The coordinated "school strikes" were inspired by 16-year-old Swedish activist Greta Thunberg, who began holding solitary demonstrations outside the Swedish parliament last year.
Since then, the weekly protests have snowballed from a handful of cities to hundreds, fueled by dramatic headlines about the impact of climate change during the students' lifetime. Unless emissions of heat-trapping gases start dropping dramatically, scientists estimate that the protesters will be in their 40s and 50s, maybe even 30s, when the world will reach dangerous levels of warming that international agreements are trying to prevent.
Thunberg, who has been nominated for the Nobel Peace Prize, said at a rally in Stockholm that the world faces an "existential crisis, the biggest crisis humanity ever has faced and still it has been ignored for decades."
Alexandria Villasenor, a 13-year-old co-coordinator of the New York City protest that culminated in a die-in at the steps of the American Museum of Natural History, said while she was pleased with the number of demonstrators, a big turnout isn't the point.
"It won't be successful until the world leaders take some action," Villasenor said.
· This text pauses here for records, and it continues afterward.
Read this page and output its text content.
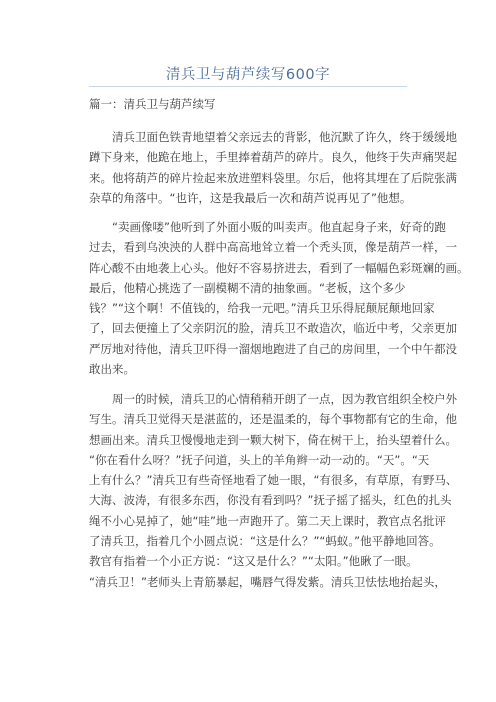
清兵卫与葫芦续写600字
篇一：清兵卫与葫芦续写
清兵卫面色铁青地望着父亲远去的背影，他沉默了许久，终于缓缓地
蹲下身来，他跪在地上，手里捧着葫芦的碎片。良久，他终于失声痛哭起
来。他将葫芦的碎片捡起来放进塑料袋里。尔后，他将其埋在了后院张满
杂草的角落中。“也许，这是我最后一次和葫芦说再见了”他想。
“卖画像喽”他听到了外面小贩的叫卖声。他直起身子来，好奇的跑
过去，看到乌泱泱的人群中高高地耸立着一个秃头顶，像是葫芦一样，一
阵心酸不由地袭上心头。他好不容易挤进去，看到了一幅幅色彩斑斓的画。
最后，他精心挑选了一副模糊不清的抽象画。“老板，这个多少
钱？”“这个啊！不值钱的，给我一元吧。”清兵卫乐得屁颠屁颠地回家
了，回去便撞上了父亲阴沉的脸，清兵卫不敢造次，临近中考，父亲更加
严厉地对待他，清兵卫吓得一溜烟地跑进了自己的房间里，一个中午都没
敢出来。
周一的时候，清兵卫的心情稍稍开朗了一点，因为教官组织全校户外
写生。清兵卫觉得天是湛蓝的，还是温柔的，每个事物都有它的生命，他
想画出来。清兵卫慢慢地走到一颗大树下，倚在树干上，抬头望着什么。
“你在看什么呀？”抚子问道，头上的羊角辫一动一动的。“天”。“天
上有什么？”清兵卫有些奇怪地看了她一眼，“有很多，有草原，有野马、
大海、波涛，有很多东西，你没有看到吗？”抚子摇了摇头，红色的扎头
绳不小心晃掉了，她“哇”地一声跑开了。第二天上课时，教官点名批评
了清兵卫，指着几个小圆点说：“这是什么？”“蚂蚁。”他平静地回答。
教官有指着一个小正方说：“这又是什么？”“太阳。”他瞅了一眼。
“清兵卫！”老师头上青筋暴起，嘴唇气得发紫。清兵卫怯怯地抬起头，
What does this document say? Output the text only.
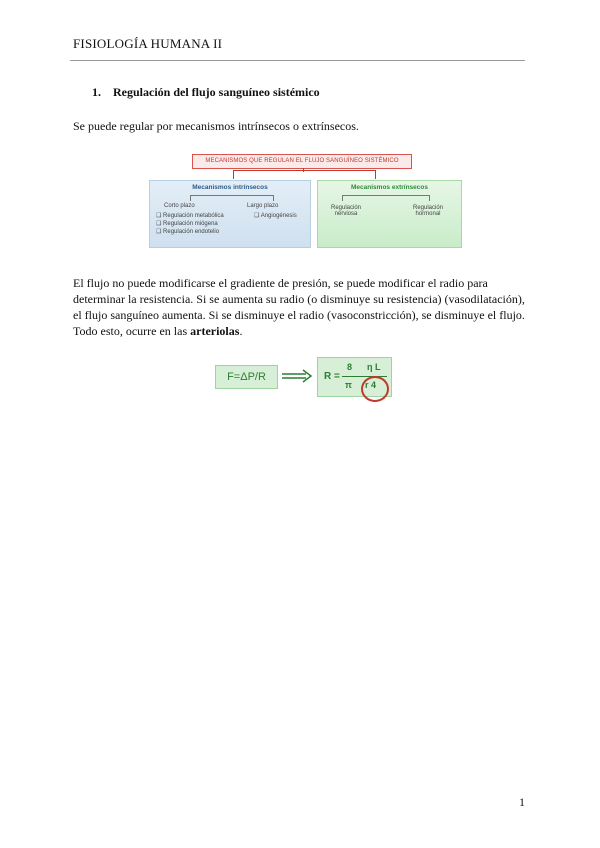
FISIOLOGÍA HUMANA II
1. Regulación del flujo sanguíneo sistémico
Se puede regular por mecanismos intrínsecos o extrínsecos.
MECANISMOS QUE REGULAN EL FLUJO SANGUÍNEO SISTÉMICO
Mecanismos intrínsecos
Corto plazo	Largo plazo
❑ Regulación metabólica
❑ Regulación miógena
❑ Regulación endotelio
❑ Angiogénesis
Mecanismos extrínsecos
Regulación nerviosa
Regulación hormonal
El flujo no puede modificarse el gradiente de presión, se puede modificar el radio para determinar la resistencia. Si se aumenta su radio (o disminuye su resistencia) (vasodilatación), el flujo sanguíneo aumenta. Si se disminuye el radio (vasoconstricción), se disminuye el flujo. Todo esto, ocurre en las arteriolas.
F=ΔP/R	R =
8 η L
π r 4
1
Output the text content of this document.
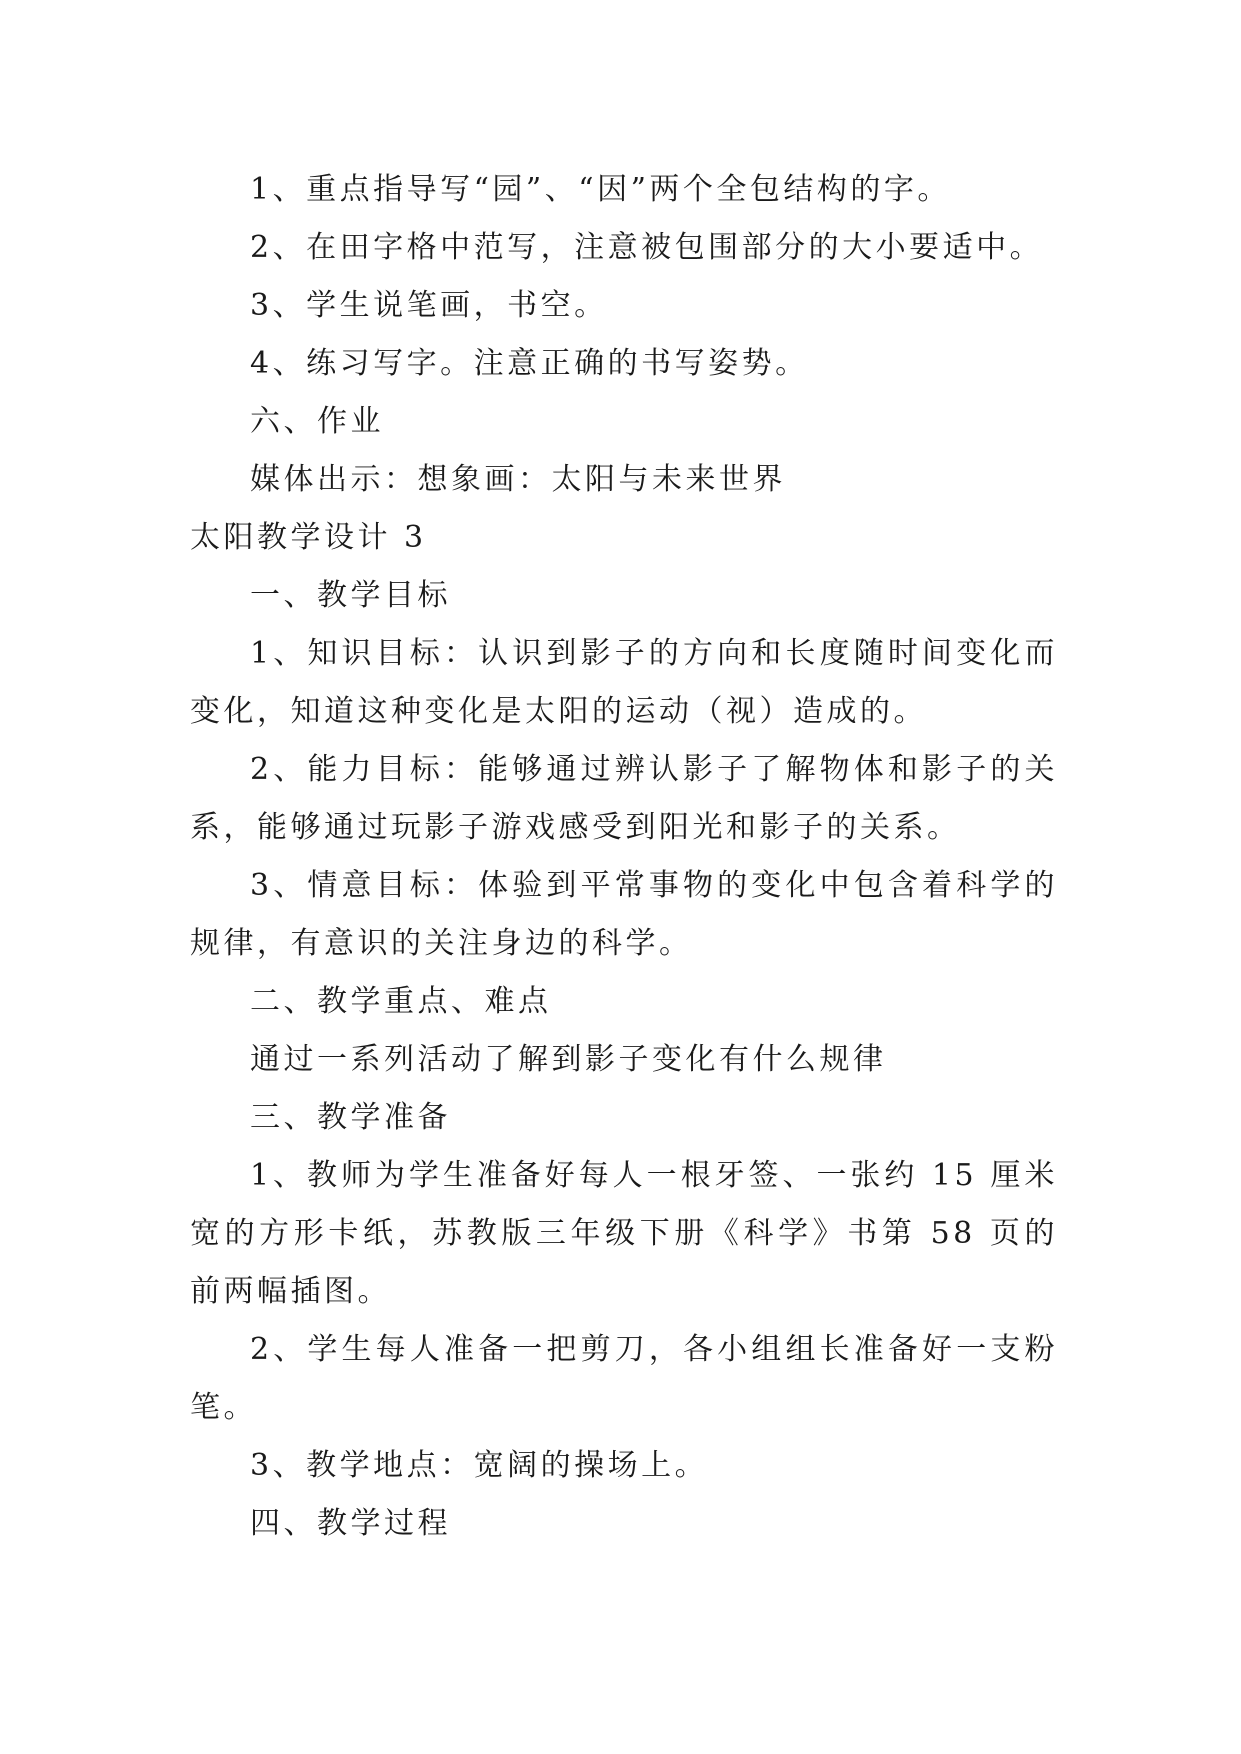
1、重点指导写“园”、“因”两个全包结构的字。

2、在田字格中范写，注意被包围部分的大小要适中。

3、学生说笔画，书空。

4、练习写字。注意正确的书写姿势。

六、作业

媒体出示：想象画：太阳与未来世界

太阳教学设计 3

一、教学目标

1、知识目标：认识到影子的方向和长度随时间变化而变化，知道这种变化是太阳的运动（视）造成的。

2、能力目标：能够通过辨认影子了解物体和影子的关系，能够通过玩影子游戏感受到阳光和影子的关系。

3、情意目标：体验到平常事物的变化中包含着科学的规律，有意识的关注身边的科学。

二、教学重点、难点

通过一系列活动了解到影子变化有什么规律

三、教学准备

1、教师为学生准备好每人一根牙签、一张约 15 厘米宽的方形卡纸，苏教版三年级下册《科学》书第 58 页的前两幅插图。

2、学生每人准备一把剪刀，各小组组长准备好一支粉笔。

3、教学地点：宽阔的操场上。

四、教学过程
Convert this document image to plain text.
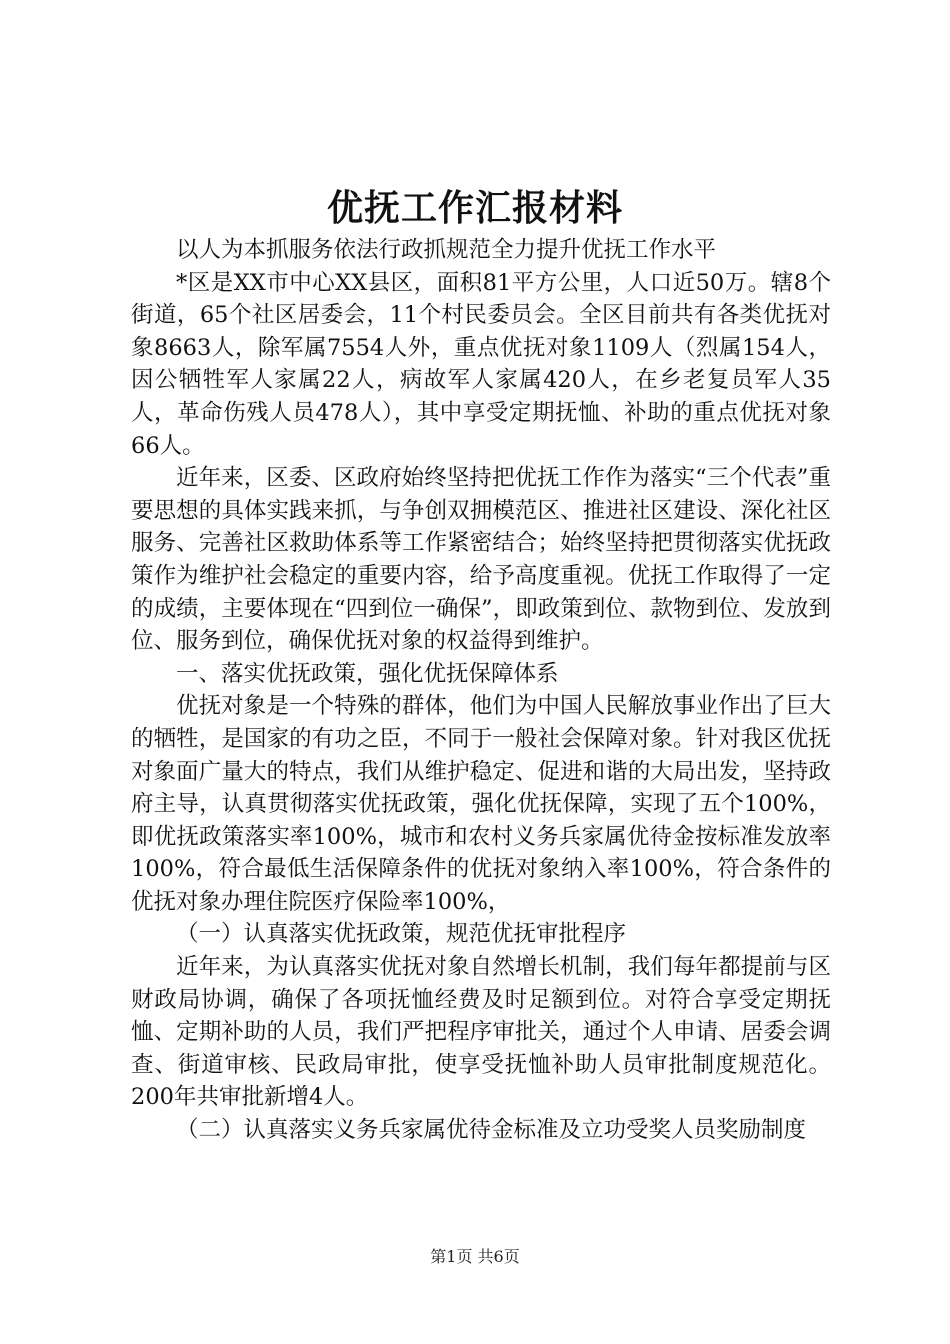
优抚工作汇报材料

以人为本抓服务依法行政抓规范全力提升优抚工作水平

*区是XX市中心XX县区，面积81平方公里，人口近50万。辖8个街道，65个社区居委会，11个村民委员会。全区目前共有各类优抚对象8663人，除军属7554人外，重点优抚对象1109人（烈属154人，因公牺牲军人家属22人，病故军人家属420人，在乡老复员军人35人，革命伤残人员478人），其中享受定期抚恤、补助的重点优抚对象66人。

近年来，区委、区政府始终坚持把优抚工作作为落实“三个代表”重要思想的具体实践来抓，与争创双拥模范区、推进社区建设、深化社区服务、完善社区救助体系等工作紧密结合；始终坚持把贯彻落实优抚政策作为维护社会稳定的重要内容，给予高度重视。优抚工作取得了一定的成绩，主要体现在“四到位一确保”，即政策到位、款物到位、发放到位、服务到位，确保优抚对象的权益得到维护。

一、落实优抚政策，强化优抚保障体系

优抚对象是一个特殊的群体，他们为中国人民解放事业作出了巨大的牺牲，是国家的有功之臣，不同于一般社会保障对象。针对我区优抚对象面广量大的特点，我们从维护稳定、促进和谐的大局出发，坚持政府主导，认真贯彻落实优抚政策，强化优抚保障，实现了五个100%，即优抚政策落实率100%，城市和农村义务兵家属优待金按标准发放率100%，符合最低生活保障条件的优抚对象纳入率100%，符合条件的优抚对象办理住院医疗保险率100%，

（一）认真落实优抚政策，规范优抚审批程序

近年来，为认真落实优抚对象自然增长机制，我们每年都提前与区财政局协调，确保了各项抚恤经费及时足额到位。对符合享受定期抚恤、定期补助的人员，我们严把程序审批关，通过个人申请、居委会调查、街道审核、民政局审批，使享受抚恤补助人员审批制度规范化。200年共审批新增4人。

（二）认真落实义务兵家属优待金标准及立功受奖人员奖励制度

第1页 共6页
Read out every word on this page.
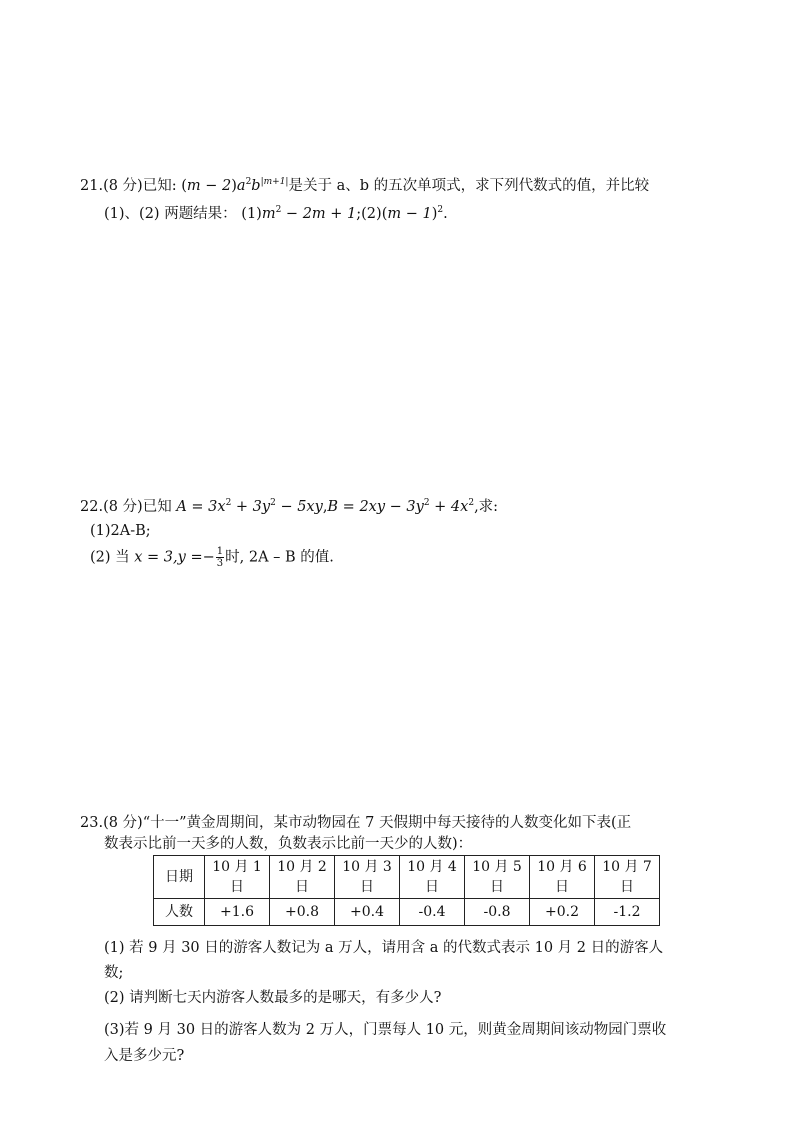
21.(8 分)已知: $(m - 2)a^2b^{|m+1|}$是关于 a、b 的五次单项式，求下列代数式的值，并比较
(1)、(2) 两题结果： $(1)m^2 - 2m$ + 1;(2)(m − 1)$^2$.
22.(8 分)已知 $A = 3x^2 + 3y^2 - 5xy,B = 2xy - 3y^2 + 4x^2$,求:
(1)2A-B;
(2) 当 $x = 3,y =- \frac{1}{3}$ 时, 2A – B 的值.
23.(8 分)“十一”黄金周期间，某市动物园在 7 天假期中每天接待的人数变化如下表(正
数表示比前一天多的人数，负数表示比前一天少的人数)：
日期	10 月 1 日	10 月 2 日	10 月 3 日	10 月 4 日	10 月 5 日	10 月 6 日	10 月 7 日
人数	+1.6	+0.8	+0.4	-0.4	-0.8	+0.2	-1.2
(1) 若 9 月 30 日的游客人数记为 a 万人，请用含 a 的代数式表示 10 月 2 日的游客人
数;
(2) 请判断七天内游客人数最多的是哪天，有多少人?
(3)若 9 月 30 日的游客人数为 2 万人，门票每人 10 元，则黄金周期间该动物园门票收
入是多少元?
Dana Fisher, a University of Maryland sociology professor who tracks protest movements and environmental activists, said action could possibly be triggered by "the fact that we're seeing children, some of whom are quite small, talking about the Earth they're going to inherit."
Across the globe, protesters urged politicians to act against climate change while highlighting local environmental problems:
— In India's capital of New Delhi, schoolchildren protested inaction on climate change and demanded that authorities tackle rising air pollution levels, which often far exceed World Health Organization limits.